One way to paint this picture is plotting income and age on a scatter diagram, then looking how many annual incomes fall above and below the $200,000 line. We set our metaphorical Mendoza line there because the most popular disability plans cover 60% of base earnings up to $10,000 a month. That amount of coverage will adequately protect employees earning up to $16,667 a month, or $200,000 a year.
But higher earners will still have a coverage gap. Add incentive earnings such as bonuses, commissions and restricted stock units (often not considered by group LTD plans), and the underinsurance increases dramatically. If you have clients in fields such as financial, information technology, medical, legal or evolving industries such as biopharma, business services, energy or consultancies, they probably have employees who need more protection.
Paying for parity
Some of your clients may tell you they want to treat all employees the same, while others see value in differentiating based on job role, seniority or value to the organization. Both philosophies are legitimate, but you may need to ask more questions to determine what clients really mean if they talk about parity or an egalitarian structure.

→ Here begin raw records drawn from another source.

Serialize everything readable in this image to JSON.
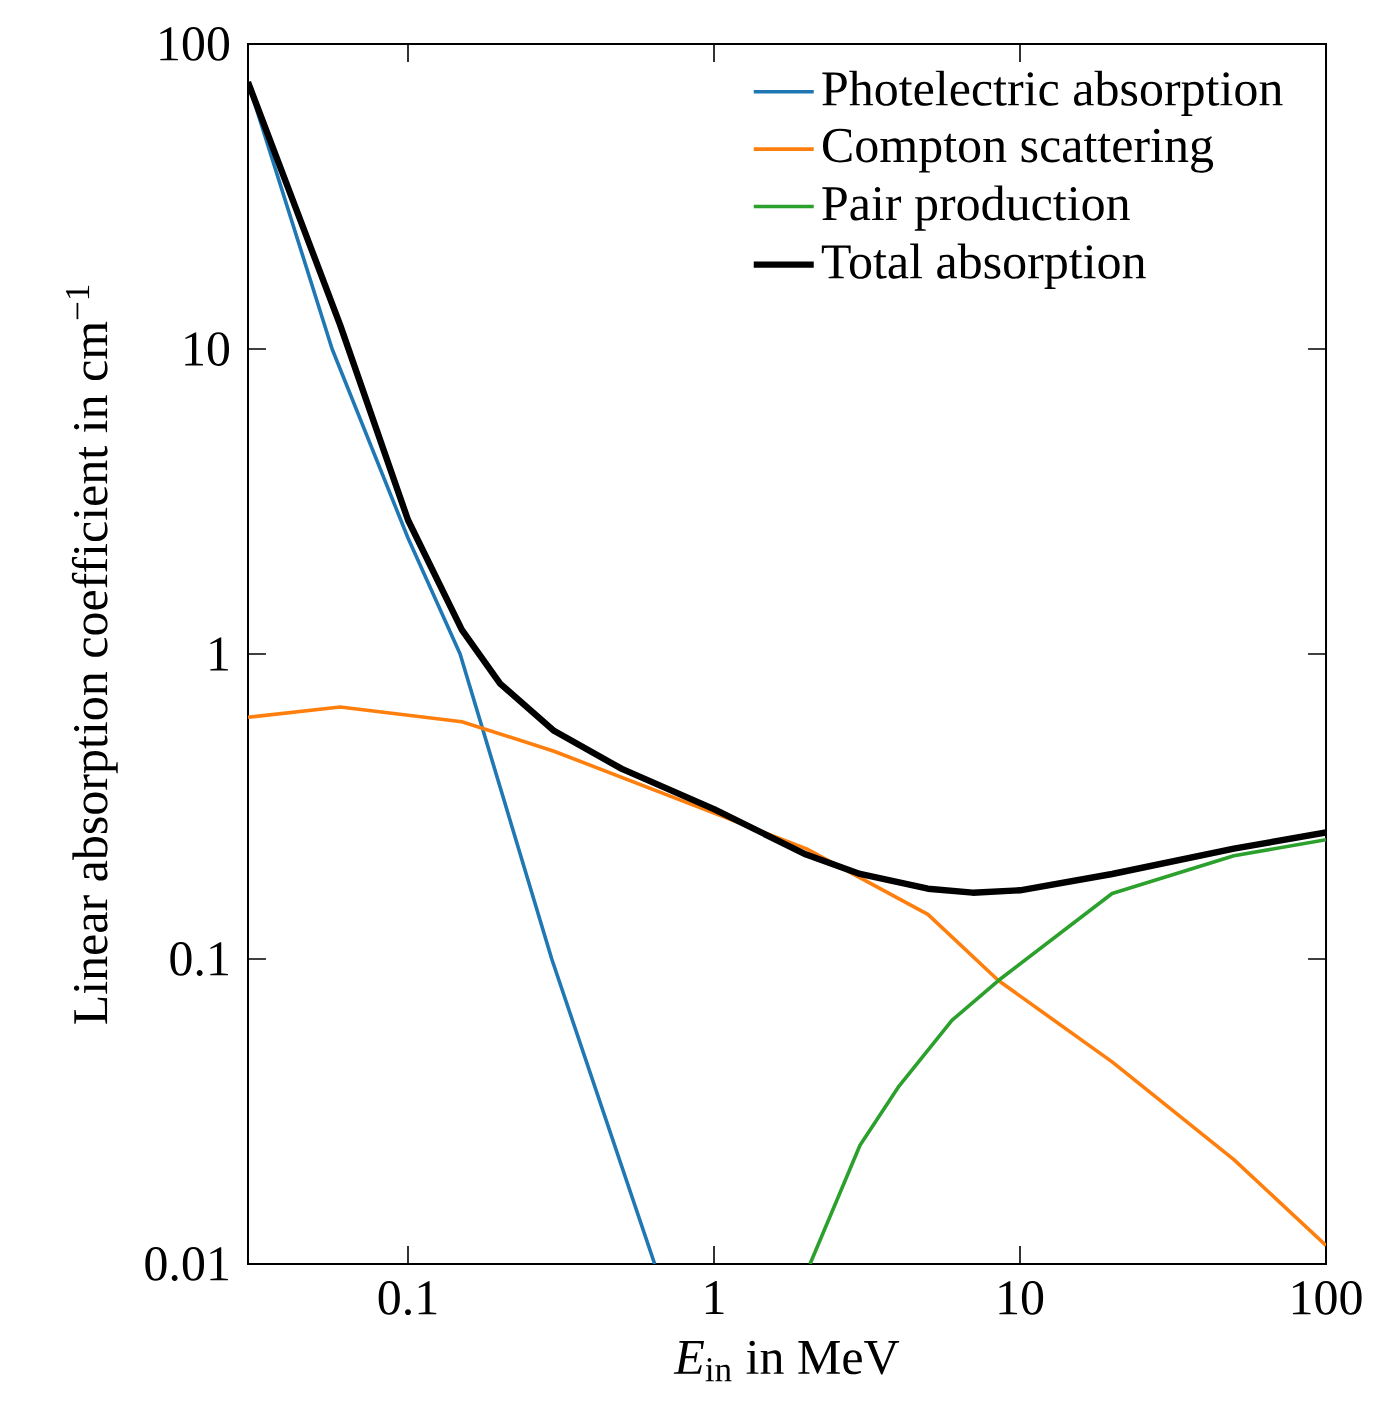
{
  "chart_data": {
    "type": "line",
    "xlabel": "*E*$_{in}$ in MeV",
    "ylabel": "Linear absorption coefficient in cm$^{−1}$",
    "log": "xy",
    "xlim": [
      0.03,
      100
    ],
    "ylim": [
      0.01,
      100
    ],
    "xticks": [
      0.1,
      1,
      10,
      100
    ],
    "yticks": [
      0.01,
      0.1,
      1,
      10,
      100
    ],
    "legend": "top right",
    "grid": false,
    "line_style": "solid",
    "marker": "none",
    "series": [
      {
        "name": "Photelectric absorption",
        "color": "#1f77b4",
        "x": [
          0.03,
          0.0565,
          0.1,
          0.148,
          0.295,
          0.64
        ],
        "values": [
          75,
          10,
          2.4,
          1,
          0.1,
          0.01
        ]
      },
      {
        "name": "Compton scattering",
        "color": "#ff7f0e",
        "x": [
          0.03,
          0.06,
          0.15,
          0.3,
          2,
          5,
          8.5,
          20,
          50,
          100
        ],
        "values": [
          0.62,
          0.67,
          0.6,
          0.48,
          0.23,
          0.14,
          0.085,
          0.046,
          0.022,
          0.0115
        ]
      },
      {
        "name": "Pair production",
        "color": "#2ca02c",
        "x": [
          2.06,
          3,
          4,
          6,
          8.5,
          20,
          50,
          100
        ],
        "values": [
          0.01,
          0.0245,
          0.038,
          0.063,
          0.085,
          0.164,
          0.218,
          0.246
        ]
      },
      {
        "name": "Total absorption",
        "color": "#000000",
        "x": [
          0.03,
          0.06,
          0.1,
          0.15,
          0.2,
          0.3,
          0.5,
          1,
          2,
          3,
          5,
          7,
          10,
          20,
          50,
          100
        ],
        "values": [
          75,
          12,
          2.75,
          1.2,
          0.8,
          0.56,
          0.42,
          0.31,
          0.22,
          0.19,
          0.17,
          0.165,
          0.168,
          0.19,
          0.23,
          0.26
        ]
      }
    ]
  }
}
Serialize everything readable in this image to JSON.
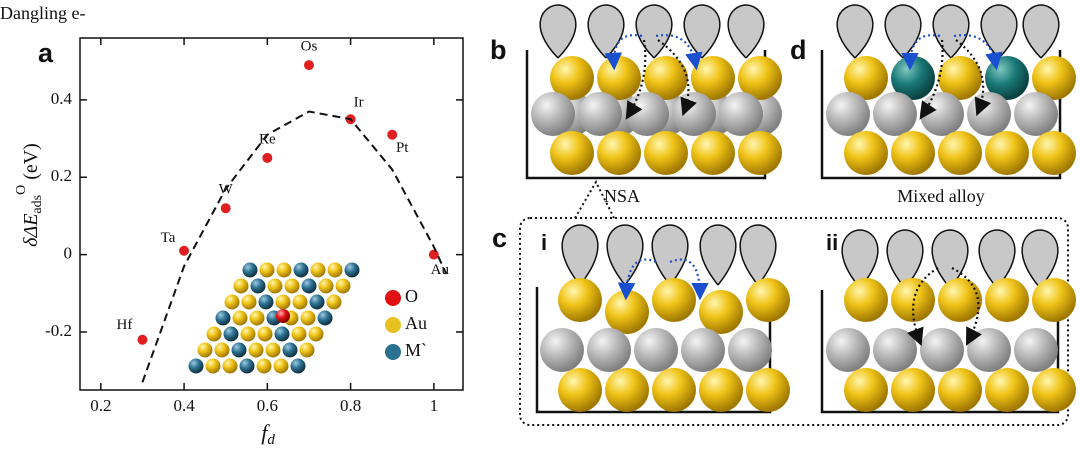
{
  "chart_data": {
    "type": "scatter",
    "xlabel": "f",
    "xlabel_sub": "d",
    "ylabel": "δΔE",
    "ylabel_sub": "ads",
    "ylabel_sup": "O",
    "ylabel_unit": " (eV)",
    "xlim": [
      0.15,
      1.07
    ],
    "ylim": [
      -0.35,
      0.56
    ],
    "xticks": [
      0.2,
      0.4,
      0.6,
      0.8,
      1.0
    ],
    "yticks": [
      -0.2,
      0,
      0.2,
      0.4
    ],
    "series": [
      {
        "color": "#e02020",
        "x": [
          0.3,
          0.4,
          0.5,
          0.6,
          0.7,
          0.8,
          0.9,
          1.0
        ],
        "values": [
          -0.22,
          0.01,
          0.12,
          0.25,
          0.49,
          0.35,
          0.31,
          0.0
        ],
        "labels": [
          "Hf",
          "Ta",
          "W",
          "Re",
          "Os",
          "Ir",
          "Pt",
          "Au"
        ]
      },
      {
        "type": "line",
        "color": "#111",
        "x": [
          0.3,
          0.4,
          0.5,
          0.6,
          0.7,
          0.8,
          0.9,
          1.0,
          1.03
        ],
        "values": [
          -0.33,
          -0.03,
          0.17,
          0.31,
          0.37,
          0.35,
          0.22,
          0.02,
          -0.05
        ]
      }
    ],
    "legend": [
      {
        "name": "O",
        "color": "#e01010"
      },
      {
        "name": "Au",
        "color": "#e8c020"
      },
      {
        "name": "M`",
        "color": "#2a7090"
      }
    ]
  },
  "diagram": {
    "top_label": "Dangling e-",
    "panels": {
      "a": "a",
      "b": "b",
      "c": "c",
      "d": "d",
      "ci": "i",
      "cii": "ii"
    },
    "captions": {
      "b": "NSA",
      "d": "Mixed alloy"
    }
  }
}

Offering the same amount of coverage to lower and higher earners isn’t necessarily treating them equally. One group has a safe amount of protection, while the other is exposed to more liability. This unfunded liability and inequity is often brought to your clients’ attention at the time of claim — but it’s too late then to transfer the risk. Your clients can choose to offer coverage that helps close this income gap and treat all employees equitably.
Personal protection
Individual disability insurance is one solution to bring to your clients. It can be layered on top of the group disability plan they offer all employees and offer much higher levels of income protection with guaranteed rates on a guaranteed-issue basis.
An advantage of this solution over simply increasing the maximum amount of coverage on the group plan is greater cost containment and predictability for the group plan. The IDI coverage is essentially “walled off” from the group contract, so claims on the individual plan don’t affect the experience on the group contract.
And because the IDI policy is individual coverage, it’s 100% portable. That could be an important attraction point for some of your clients’ highly paid — and highly valued — key contributors, especially with severance and employment contract obligations.
Adding IDI coverage doesn’t necessarily have to increase the burden on your clients’ benefits budget, either. Look for a plan with flexible payment solutions that allow them to choose whether to provide it as employer-funded coverage or facilitate access as a voluntary benefit for greater parity.
In a perfect world, employees would own their benefits — not “rent” them. Unfortunately, they’re not always going to be able to access benefits on their own. So when they can, they need to get those benefits they can keep by accessing them through the workplace.